V
Vico
Guest
Salvation is justification. CCCI’m sorry, I don’t understand what you’re talking about. Upon what is “salvation” predicated?
If 1, infants cannot have any beliefs. The vast majority of humanity does not hold the right beliefs either.
- Is it having the right beliefs?
- Is it “forgiving others?”
- Is it loving others?
If 2, OK that’s nice, but what does it have to do with Jesus? Why does anyone have to be a Catholic in order to forgive others?
If 3, same issue as 2 above.
Is salvation predicated upon something else? We’ve already established it isn’t predicated upon baptism (not necessary). What is the sine qua non of salvation?
I think the saints and architects of Catholicism had a much more rigorous understanding of what the essential conditions of salvation are, hence the OP. Read the quotes. Gloom and doom abounds, read Pope_St_Leo’s contribution: more doom. I submit that this is the historical and traditional “gospel.” Were they all wrong? If they were wrong about something so important, can the church be trusted? Why?

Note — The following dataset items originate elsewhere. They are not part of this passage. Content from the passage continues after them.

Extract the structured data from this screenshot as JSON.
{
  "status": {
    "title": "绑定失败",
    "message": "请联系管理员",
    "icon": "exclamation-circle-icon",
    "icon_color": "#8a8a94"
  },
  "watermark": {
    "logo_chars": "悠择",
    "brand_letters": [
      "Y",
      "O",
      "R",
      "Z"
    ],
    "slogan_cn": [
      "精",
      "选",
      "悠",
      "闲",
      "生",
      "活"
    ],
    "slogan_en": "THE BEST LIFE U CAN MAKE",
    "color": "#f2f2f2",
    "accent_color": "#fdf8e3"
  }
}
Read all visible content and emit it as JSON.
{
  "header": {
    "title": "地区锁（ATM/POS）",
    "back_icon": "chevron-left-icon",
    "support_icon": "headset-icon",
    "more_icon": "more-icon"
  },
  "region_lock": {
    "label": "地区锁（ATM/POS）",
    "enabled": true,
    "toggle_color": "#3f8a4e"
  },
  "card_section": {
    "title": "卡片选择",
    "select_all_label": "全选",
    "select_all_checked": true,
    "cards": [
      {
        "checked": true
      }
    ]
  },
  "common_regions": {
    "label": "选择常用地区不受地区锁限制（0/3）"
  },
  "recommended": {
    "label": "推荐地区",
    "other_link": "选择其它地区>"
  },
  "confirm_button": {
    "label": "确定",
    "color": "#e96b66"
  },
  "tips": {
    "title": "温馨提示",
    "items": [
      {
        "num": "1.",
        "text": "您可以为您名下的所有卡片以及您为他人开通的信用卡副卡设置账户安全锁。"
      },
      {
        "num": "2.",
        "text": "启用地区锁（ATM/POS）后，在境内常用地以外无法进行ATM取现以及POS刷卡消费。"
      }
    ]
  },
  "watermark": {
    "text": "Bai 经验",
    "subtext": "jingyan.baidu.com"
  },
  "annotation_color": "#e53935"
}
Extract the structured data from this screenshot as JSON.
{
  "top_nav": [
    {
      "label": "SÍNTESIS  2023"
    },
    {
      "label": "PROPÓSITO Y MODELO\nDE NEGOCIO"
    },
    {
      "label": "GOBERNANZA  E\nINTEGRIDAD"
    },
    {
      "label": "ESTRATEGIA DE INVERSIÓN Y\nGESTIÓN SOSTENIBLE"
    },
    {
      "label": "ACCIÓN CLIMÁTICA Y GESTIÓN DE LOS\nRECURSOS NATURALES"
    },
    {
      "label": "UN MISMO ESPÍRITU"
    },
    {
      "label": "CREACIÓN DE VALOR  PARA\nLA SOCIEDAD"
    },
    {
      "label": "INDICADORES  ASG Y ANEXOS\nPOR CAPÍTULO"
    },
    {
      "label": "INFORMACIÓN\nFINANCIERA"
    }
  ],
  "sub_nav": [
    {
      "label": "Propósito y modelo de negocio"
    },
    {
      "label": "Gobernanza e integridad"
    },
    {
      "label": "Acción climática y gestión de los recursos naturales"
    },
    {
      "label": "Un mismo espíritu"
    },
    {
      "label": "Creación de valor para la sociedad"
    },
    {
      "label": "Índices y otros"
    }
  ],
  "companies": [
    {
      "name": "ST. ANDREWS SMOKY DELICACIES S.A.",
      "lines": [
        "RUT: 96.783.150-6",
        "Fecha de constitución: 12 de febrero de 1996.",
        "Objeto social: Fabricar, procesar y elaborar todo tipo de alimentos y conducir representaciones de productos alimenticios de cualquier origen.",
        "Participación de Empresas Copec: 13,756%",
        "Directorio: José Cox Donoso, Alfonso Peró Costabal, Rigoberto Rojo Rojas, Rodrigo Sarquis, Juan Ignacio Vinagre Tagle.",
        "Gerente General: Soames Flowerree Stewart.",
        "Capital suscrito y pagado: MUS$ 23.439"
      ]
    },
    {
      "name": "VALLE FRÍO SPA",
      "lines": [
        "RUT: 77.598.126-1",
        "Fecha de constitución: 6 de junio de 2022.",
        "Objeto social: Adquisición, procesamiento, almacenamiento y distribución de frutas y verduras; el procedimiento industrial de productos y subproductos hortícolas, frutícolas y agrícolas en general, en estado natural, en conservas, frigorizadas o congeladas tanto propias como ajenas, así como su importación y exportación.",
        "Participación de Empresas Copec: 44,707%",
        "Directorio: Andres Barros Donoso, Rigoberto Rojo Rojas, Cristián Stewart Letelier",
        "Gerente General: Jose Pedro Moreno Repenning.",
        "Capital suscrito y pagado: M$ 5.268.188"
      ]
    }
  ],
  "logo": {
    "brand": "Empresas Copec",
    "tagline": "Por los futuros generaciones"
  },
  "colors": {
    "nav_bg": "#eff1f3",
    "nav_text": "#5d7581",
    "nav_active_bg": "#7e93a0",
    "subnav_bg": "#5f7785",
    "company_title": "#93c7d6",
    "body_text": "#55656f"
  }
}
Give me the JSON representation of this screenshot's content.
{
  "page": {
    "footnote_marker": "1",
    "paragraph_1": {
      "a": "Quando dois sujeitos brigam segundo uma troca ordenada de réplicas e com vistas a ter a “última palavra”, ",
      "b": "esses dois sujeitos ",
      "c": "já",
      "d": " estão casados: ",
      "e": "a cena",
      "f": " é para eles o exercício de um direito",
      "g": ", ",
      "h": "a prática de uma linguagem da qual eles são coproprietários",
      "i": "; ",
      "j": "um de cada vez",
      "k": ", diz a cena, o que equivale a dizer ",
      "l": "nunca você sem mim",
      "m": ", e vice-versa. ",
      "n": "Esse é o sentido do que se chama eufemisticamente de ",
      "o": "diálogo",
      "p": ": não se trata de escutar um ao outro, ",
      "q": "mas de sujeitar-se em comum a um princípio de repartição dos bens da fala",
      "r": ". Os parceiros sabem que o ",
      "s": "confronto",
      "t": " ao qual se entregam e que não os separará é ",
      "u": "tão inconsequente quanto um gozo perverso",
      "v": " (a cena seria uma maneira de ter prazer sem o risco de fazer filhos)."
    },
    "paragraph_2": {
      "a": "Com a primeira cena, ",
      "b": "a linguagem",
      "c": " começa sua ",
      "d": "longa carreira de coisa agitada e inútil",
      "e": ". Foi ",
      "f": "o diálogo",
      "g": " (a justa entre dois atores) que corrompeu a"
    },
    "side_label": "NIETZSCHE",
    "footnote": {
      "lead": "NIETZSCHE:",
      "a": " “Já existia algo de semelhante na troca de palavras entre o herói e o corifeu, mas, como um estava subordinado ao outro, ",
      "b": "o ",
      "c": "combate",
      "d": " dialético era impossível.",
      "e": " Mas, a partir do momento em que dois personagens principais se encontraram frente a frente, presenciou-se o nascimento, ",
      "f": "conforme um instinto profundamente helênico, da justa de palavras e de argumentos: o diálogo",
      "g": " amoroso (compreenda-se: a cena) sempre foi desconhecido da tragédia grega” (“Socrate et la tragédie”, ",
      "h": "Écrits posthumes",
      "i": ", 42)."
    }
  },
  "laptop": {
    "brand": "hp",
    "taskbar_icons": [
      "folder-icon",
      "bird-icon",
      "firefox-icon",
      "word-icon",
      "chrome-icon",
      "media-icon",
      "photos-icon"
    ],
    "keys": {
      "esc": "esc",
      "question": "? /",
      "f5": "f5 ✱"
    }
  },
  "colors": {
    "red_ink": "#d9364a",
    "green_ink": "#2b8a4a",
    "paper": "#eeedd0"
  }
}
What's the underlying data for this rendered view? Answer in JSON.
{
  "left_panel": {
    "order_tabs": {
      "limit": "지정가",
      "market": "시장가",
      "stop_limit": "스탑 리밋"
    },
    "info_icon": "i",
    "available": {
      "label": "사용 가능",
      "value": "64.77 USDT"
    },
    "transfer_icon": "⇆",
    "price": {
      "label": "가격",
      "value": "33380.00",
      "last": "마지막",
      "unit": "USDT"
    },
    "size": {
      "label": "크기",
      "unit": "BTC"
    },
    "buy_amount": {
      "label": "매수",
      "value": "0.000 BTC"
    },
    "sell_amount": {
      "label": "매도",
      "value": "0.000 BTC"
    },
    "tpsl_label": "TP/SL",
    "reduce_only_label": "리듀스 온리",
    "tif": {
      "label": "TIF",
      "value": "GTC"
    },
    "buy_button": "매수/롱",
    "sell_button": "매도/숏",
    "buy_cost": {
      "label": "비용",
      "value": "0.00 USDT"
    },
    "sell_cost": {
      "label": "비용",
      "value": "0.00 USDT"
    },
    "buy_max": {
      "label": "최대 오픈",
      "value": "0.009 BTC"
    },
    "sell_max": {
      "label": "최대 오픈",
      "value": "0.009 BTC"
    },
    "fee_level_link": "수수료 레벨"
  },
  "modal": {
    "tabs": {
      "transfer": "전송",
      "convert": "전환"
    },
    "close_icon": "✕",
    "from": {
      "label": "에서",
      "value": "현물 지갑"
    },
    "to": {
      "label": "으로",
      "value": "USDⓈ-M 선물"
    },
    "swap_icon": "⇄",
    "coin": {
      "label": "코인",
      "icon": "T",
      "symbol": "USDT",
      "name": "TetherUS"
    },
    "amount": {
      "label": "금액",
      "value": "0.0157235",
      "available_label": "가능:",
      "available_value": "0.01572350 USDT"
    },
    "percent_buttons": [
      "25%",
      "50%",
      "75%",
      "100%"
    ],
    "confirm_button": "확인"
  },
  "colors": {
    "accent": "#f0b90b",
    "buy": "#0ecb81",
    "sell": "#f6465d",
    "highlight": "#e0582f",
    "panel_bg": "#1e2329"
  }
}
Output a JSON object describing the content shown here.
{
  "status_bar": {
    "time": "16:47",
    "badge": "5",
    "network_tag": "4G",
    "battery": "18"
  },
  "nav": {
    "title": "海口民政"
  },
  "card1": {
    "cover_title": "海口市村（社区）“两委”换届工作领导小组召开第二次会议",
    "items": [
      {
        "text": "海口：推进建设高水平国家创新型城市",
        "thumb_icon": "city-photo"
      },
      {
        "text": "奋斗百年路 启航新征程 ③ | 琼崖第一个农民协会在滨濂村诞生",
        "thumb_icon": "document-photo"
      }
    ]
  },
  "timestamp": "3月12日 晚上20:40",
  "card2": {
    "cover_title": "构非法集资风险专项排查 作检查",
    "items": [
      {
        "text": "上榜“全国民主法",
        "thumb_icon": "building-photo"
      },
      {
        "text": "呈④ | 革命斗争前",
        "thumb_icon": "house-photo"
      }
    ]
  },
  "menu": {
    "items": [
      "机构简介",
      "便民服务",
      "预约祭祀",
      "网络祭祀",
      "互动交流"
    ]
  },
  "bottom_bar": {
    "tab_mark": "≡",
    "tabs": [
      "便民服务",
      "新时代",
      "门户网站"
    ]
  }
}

Also, yes, welcome to this forum. I see that you are a “Catholic in the making.” Consider carefully! I wish I had been given a choice! Obviously that would have been impossible, since infants are incapable of making choices.
1992 … Justification is conferred in Baptism, the sacrament of faith. …
1996 Our justification comes from the grace of God. Grace is favor, the free and undeserved help that God gives us to respond to his call to become children of God, adoptive sons, partakers of the divine nature and of eternal life.46
VI. THE NECESSITY OF BAPTISM
1257 The Lord himself affirms that Baptism is necessary for salvation.60 He also commands his disciples to proclaim the Gospel to all nations and to baptize them.61 Baptism is necessary for salvation for those to whom the Gospel has been proclaimed and who have had the possibility of asking for this sacrament.62 The Church does not know of any means other than Baptism that assures entry into eternal beatitude; this is why she takes care not to neglect the mission she has received from the Lord to see that all who can be baptized are “reborn of water and the Spirit.” God has bound salvation to the sacrament of Baptism, but he himself is not bound by his sacraments.
1258 The Church has always held the firm conviction that those who suffer death for the sake of the faith without having received Baptism are baptized by their death for and with Christ. This Baptism of blood, like the desire for Baptism, brings about the fruits of Baptism without being a sacrament.
1259 For catechumens who die before their Baptism, their explicit desire to receive it, together with repentance for their sins, and charity, assures them the salvation that they were not able to receive through the sacrament.
1260 "Since Christ died for all, and since all men are in fact called to one and the same destiny, which is divine, we must hold that the Holy Spirit offers to all the possibility of being made partakers, in a way known to God, of the Paschal mystery."63 Every man who is ignorant of the Gospel of Christ and of his Church, but seeks the truth and does the will of God in accordance with his understanding of it, can be saved. It may be supposed that such persons would have desired Baptism explicitly if they had known its necessity.
1261 As regards children who have died without Baptism, the Church can only entrust them to the mercy of God, as she does in her funeral rites for them. Indeed, the great mercy of God who desires that all men should be saved, and Jesus’ tenderness toward children which caused him to say: "Let the children come to me, do not hinder them,"64 allow us to hope that there is a way of salvation for children who have died without Baptism. All the more urgent is the Church’s call not to prevent little children coming to Christ through the gift of holy Baptism.
“A new creature”
1265 Baptism not only purifies from all sins, but also makes the neophyte “a new creature,” an adopted son of God, who has become a "partaker of the divine nature,"69 member of Christ and co-heir with him,70 and a temple of the Holy Spirit.71
1266 The Most Holy Trinity gives the baptized sanctifying grace, the grace of justification:
- enabling them to believe in God, to hope in him, and to love him through the theological virtues;
- giving them the power to live and act under the prompting of the Holy Spirit through the gifts of the Holy Spirit;
- allowing them to grow in goodness through the moral virtues.
Thus the whole organism of the Christian’s supernatural life has its roots in Baptism.